«La disparition de Kat Vandale»: il était une fois dans l’Est

Nostalgique de son quartier d’enfance, où il retourne fréquemment afin de ne pas oublier d’où il vient, Christian Giguère n’a pas voulu embellir la réalité, mais plutôt faire ressortir la poésie là où d’autres voient laideur et décadence.
Photo: Valérian Mazataud Le Devoir Nostalgique de son quartier d’enfance, où il retourne fréquemment afin de ne pas oublier d’où il vient, Christian Giguère n’a pas voulu embellir la réalité, mais plutôt faire ressortir la poésie là où d’autres voient laideur et décadence.
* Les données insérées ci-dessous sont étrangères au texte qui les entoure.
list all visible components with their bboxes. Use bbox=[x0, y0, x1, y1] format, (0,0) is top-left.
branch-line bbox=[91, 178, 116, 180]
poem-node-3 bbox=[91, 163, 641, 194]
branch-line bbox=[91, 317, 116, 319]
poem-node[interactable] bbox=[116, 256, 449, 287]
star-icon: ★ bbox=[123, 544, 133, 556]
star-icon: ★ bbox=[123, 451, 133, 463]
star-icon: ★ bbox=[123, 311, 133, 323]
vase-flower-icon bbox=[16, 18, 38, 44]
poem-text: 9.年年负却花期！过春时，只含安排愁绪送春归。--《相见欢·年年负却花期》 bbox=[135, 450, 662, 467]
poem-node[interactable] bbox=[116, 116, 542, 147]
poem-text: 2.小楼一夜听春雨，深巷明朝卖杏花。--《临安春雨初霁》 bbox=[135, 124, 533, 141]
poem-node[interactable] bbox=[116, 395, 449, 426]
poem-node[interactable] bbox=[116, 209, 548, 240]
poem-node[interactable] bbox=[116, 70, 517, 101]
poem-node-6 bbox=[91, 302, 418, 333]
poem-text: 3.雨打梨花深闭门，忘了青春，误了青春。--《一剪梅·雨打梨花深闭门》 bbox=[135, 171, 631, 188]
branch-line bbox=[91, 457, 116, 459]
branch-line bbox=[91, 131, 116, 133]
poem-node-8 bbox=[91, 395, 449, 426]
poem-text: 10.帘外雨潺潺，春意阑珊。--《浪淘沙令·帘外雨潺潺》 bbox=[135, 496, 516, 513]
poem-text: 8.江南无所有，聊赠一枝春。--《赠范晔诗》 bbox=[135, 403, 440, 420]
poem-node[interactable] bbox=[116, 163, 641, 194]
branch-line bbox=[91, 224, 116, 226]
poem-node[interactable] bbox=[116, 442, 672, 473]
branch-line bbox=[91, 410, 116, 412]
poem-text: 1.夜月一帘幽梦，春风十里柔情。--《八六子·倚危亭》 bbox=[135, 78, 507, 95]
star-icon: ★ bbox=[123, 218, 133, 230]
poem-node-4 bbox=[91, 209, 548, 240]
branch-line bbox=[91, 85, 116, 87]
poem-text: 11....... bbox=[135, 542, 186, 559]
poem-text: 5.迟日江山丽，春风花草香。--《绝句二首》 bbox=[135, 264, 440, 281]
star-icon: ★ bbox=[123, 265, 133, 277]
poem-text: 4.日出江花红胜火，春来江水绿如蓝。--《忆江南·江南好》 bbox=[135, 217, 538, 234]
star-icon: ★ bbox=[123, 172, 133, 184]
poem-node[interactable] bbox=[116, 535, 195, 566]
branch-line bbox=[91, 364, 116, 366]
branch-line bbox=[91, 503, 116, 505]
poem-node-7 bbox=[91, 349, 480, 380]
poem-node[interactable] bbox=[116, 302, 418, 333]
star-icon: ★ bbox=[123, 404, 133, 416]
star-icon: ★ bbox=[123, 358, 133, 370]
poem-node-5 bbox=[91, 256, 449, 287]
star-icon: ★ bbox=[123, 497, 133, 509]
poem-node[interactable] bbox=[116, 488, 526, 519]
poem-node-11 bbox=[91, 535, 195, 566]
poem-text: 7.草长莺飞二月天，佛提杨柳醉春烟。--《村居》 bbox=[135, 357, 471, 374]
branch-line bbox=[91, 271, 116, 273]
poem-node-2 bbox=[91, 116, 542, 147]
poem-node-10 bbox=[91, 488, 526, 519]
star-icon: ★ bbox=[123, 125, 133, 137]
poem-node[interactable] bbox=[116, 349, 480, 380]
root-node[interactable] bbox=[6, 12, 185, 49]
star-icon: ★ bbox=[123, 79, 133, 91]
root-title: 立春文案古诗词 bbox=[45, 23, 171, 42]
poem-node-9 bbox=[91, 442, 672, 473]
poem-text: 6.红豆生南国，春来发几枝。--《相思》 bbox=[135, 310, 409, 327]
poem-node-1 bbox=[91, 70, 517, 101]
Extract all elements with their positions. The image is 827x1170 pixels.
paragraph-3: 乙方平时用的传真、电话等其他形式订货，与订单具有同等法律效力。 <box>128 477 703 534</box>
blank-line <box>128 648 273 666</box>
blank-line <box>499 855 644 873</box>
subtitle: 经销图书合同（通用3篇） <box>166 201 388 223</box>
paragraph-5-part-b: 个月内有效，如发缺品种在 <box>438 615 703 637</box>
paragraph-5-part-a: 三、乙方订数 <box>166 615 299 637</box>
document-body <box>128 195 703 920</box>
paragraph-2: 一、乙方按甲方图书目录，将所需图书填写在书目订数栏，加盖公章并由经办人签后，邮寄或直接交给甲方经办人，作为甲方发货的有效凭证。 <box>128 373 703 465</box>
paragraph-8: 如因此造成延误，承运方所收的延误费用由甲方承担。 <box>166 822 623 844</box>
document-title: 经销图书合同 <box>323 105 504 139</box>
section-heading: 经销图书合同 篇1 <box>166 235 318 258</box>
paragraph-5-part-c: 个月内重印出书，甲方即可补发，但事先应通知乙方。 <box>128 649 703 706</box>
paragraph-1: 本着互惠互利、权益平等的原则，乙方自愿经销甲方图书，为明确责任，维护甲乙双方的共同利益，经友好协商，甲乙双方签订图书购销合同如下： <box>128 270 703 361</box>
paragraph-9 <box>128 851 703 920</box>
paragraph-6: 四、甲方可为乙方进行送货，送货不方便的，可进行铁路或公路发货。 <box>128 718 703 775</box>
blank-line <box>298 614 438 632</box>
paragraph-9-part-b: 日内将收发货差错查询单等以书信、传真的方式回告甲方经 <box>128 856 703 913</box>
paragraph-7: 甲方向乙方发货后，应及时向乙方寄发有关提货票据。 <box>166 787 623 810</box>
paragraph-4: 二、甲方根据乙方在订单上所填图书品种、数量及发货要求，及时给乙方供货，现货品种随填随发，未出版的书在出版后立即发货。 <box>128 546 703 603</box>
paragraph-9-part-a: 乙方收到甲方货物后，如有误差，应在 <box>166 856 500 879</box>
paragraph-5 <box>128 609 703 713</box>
De nature mélancolique, Christian Giguère ne se sent bien nulle part. Né d’un père franco-québécois et d’une mère anglophone, il grandit dans l’est de Montréal où, intello et timide, il observe avec attention les jeunes de son âge qui font du sport, fument du pot ou ont une sexualité précoce.

« Quand j’étais jeune, mon père me parlait du centre Paul-Sauvé, de Régis Lévesque ; la boxe meublait mon imaginaire. Stéphane Ouellette, qu’on appelait “le poète”, qui citait Jim Morrison avant ses combats, c’était une de mes idoles. Pendant un bout de temps, je trouvais que les Québécois qui n’avaient pas beaucoup d’éducation pouvaient se manifester par la boxe. C’est pour ça que je parle de boxe dans mon roman. »

À 18 ans, alors qu’il vit seul dans un petit appartement de Montréal-Nord, il lit Bukowski, dont il admire « la sincérité des mots », et parcourt des kilomètres en transport en commun afin de louer des cassettes de la série Twin Peaks à la Boîte noire. Cette obsession pour Lynch, il la partage avec l’héroïne de son premier roman, La disparition de Kat Vandale, escorte et pornstar de Saint-Hubert qui se la joue Laura Palmer.

« Ce que j’aime de David Lynch, qui a de grandes préoccupations métaphysiques, c’est qu’il ancre ses récits dans le trash de la culture populaire », explique ce professeur d’anglais et de littérature.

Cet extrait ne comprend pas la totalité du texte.